Volume 38, No. 2 • June 2023   Issue PDF

Medical Alarms: Critical, Yet Challenging

Kendall J. Burdick, MD; Nathan Taber, MD; Kimberly Albanowski, MA; Christopher P. Bonafide, MD, MSCE; Joseph J. Schlesinger, MD, FCCM

INTRODUCTION

Medical AlarmsEnsuring patient safety during surgical procedures remains at the forefront of quality improvement initiatives, as supported by APSF. In addition to administering and monitoring anesthesia, clinicians manage patient vital signs and overall well-being throughout the surgery, often in a very distracting environment.1 This is only made possible with the crucial help of medical alarms. These alarms are designed to alert the clinician and other medical staff to changes in patient vital signs, such as a drop in blood pressure or a decrease in oxygen saturation. However, clinicians often need to filter out the extraneous stimuli of the operating room to recognize and respond to these alarms.
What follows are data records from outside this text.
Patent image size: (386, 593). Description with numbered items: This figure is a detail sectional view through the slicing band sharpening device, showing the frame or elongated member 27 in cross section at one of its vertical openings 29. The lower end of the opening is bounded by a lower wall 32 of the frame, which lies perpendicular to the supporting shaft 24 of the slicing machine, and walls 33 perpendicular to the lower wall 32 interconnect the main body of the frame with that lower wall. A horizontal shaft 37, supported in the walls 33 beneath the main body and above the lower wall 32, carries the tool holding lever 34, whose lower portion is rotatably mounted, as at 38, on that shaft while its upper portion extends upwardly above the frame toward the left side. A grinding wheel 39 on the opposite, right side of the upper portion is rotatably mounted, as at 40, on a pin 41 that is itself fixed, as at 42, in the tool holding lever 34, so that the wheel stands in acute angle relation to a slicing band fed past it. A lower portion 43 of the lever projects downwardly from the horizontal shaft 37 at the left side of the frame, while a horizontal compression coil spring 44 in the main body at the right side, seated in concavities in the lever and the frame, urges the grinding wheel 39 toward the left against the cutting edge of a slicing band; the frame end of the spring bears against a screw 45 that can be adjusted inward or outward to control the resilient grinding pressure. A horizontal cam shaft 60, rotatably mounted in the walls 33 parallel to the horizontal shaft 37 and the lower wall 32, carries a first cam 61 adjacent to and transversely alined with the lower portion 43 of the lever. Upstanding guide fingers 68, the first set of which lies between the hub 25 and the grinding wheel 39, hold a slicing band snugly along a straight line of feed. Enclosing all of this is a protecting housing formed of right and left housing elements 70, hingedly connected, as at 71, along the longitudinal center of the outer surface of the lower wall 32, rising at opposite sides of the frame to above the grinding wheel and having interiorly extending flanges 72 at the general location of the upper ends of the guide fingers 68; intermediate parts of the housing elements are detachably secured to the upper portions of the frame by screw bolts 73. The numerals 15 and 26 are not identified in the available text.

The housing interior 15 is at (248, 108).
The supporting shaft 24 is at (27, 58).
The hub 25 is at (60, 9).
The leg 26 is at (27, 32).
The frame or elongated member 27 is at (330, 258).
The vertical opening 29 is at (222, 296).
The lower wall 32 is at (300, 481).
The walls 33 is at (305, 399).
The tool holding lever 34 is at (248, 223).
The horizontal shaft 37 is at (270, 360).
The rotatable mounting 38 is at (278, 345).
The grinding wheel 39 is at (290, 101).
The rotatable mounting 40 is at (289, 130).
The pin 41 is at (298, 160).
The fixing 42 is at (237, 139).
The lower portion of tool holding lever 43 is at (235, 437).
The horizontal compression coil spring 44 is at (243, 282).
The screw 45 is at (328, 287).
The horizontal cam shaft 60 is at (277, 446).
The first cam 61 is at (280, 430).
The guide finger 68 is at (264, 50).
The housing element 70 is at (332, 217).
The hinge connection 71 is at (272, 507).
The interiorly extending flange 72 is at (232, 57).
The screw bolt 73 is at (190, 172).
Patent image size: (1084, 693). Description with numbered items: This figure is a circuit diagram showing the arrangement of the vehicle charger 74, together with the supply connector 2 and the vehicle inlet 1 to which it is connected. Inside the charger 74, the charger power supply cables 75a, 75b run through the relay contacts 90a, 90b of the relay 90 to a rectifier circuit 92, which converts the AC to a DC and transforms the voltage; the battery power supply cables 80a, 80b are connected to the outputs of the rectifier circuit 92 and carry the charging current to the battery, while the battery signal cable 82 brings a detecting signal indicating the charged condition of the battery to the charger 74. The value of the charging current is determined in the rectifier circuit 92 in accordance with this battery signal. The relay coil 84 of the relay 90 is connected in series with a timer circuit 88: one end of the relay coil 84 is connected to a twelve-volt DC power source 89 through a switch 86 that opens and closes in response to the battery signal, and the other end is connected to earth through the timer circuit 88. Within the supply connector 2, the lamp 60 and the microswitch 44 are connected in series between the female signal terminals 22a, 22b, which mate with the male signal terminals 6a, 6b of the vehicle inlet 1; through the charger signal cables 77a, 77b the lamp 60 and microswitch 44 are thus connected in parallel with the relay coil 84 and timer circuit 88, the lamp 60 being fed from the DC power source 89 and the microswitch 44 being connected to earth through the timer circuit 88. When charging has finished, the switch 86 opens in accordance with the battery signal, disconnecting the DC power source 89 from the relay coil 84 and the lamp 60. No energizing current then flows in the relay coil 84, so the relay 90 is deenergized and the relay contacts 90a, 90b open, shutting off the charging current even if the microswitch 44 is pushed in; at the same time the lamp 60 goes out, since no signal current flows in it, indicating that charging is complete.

There are many disturbances that can draw the clinician’s attention away from the patient, including equipment delays, personal conversations, and pager/electronic device use.1 Furthermore, without the added confirmation of the patient’s subjective experience, clinicians must rely strictly on the data presented by the monitor, highlighting the importance of accurate and clinically actionable alarms. Medical alarms are an essential component of the clinician’s toolkit and help to ensure the safety of patients undergoing surgical procedures.

Alarm fatigue occurs when a user becomes desensitized to alarms due to excessive, non-actionable or invalid alarms, ultimately resulting in a delayed or no response.2,3 Alarm fatigue contributes to missed alarms and medical errors resulting in death, increased clinical workload and burnout, and interference with patient recovery—making it a safety issue that spans clinician to patient.4 The multifaceted approach to alarm fatigue should include consistent equipment, delaying alarm activation, and reducing alarm volume.2 In this article, we highlight the continued need for patient safety, and recent clinical and engineering advances in mitigating alarm fatigue.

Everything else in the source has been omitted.